Home / Entertainment / “S.N.L.” had a live audience. He came home with his salary.

“S.N.L.” had a live audience. He came home with his salary.



Prior to the outbreak of the coronavirus, tickets to join the studio audience for “Saturday Night Live” were a valuable commodity – offered for free by NBC, but so difficult to obtain that some comedy fans were willing to pay for them.

But now tickets to this long-running sketch show – still free and still scarce – have an added bonus: members of its studio audience have been paid to attend.

The payments are the result of new guidelines implemented by the state of New York, which regulated the reopening of businesses and industries during the pandemic.

On Monday evening, the state health department confirmed that “S.N.L.” he had followed his guidelines for reopening by “casting” live audience members for his first season on Saturday – the show’s first live episode since March 7 – and paying them for their time. (It is unclear how many members of the audience were paid guests.)
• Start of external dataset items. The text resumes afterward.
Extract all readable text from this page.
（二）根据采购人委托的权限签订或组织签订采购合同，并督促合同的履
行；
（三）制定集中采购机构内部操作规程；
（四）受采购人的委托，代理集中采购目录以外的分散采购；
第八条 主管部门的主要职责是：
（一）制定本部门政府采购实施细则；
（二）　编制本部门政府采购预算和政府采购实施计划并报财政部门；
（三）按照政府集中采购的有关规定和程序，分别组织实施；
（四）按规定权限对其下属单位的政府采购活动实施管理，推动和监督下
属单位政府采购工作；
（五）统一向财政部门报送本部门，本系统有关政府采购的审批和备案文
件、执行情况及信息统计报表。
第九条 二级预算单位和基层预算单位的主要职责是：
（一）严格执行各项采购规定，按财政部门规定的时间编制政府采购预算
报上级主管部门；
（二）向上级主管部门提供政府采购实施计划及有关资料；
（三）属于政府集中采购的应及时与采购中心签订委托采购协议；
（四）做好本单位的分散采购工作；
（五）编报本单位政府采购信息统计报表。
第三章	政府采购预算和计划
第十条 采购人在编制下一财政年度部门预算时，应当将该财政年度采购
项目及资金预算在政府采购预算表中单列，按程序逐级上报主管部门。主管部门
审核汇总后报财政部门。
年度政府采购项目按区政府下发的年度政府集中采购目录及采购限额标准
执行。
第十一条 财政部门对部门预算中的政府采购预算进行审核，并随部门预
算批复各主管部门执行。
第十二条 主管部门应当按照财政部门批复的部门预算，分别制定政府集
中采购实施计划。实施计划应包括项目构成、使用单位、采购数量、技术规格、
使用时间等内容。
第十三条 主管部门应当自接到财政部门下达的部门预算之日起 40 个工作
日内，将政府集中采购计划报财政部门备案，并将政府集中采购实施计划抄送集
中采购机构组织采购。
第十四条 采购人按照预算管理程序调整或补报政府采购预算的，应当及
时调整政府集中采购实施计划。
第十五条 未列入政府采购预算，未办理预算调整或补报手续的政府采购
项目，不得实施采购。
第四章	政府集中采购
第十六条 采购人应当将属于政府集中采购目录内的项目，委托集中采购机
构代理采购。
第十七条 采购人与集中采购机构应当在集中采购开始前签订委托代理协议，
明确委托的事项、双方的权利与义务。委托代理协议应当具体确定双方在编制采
Sean Ludwig, who participated in the “S.N.L.” first season on weekends, said he and seven friends who had gone with him each received a check for $ 150 from Universal Television, a division of NBC’s parent company, at the end of the show.

“We had no idea that we would be paid before the checks were handed to us,” Ludwig said. “We were all pleasantly surprised.”

Ludwig, a freelance writer who runs a barbecue website and newsletter, said he and his friends got their tickets via a website called 1iota that monitors audiences for talk shows and other events. Ludwig said he had undergone a rapid test for the virus and asked to sign health forms indicating they had no Covid-19 or symptoms of the disease and had not come into contact with anyone who had it before he was allowed to. attend the show.

In the days preceding the “S.N.L.” prior to the season, it was unclear whether the show would be able to draw studio audiences from the general public, as it has done in past years, due to state restrictions on reopening during the pandemic. In a previous statement, the state health department said ticketed events had been banned since March 16 and that the restriction had not changed.

But “S.N.L.” had previously asked live audience members to register through his 1iota page, which has since been removed. The show had asked candidates to request seven to nine tickets for people they considered part of their “social bubble” and outlined the coronavirus-related precautions the show would take.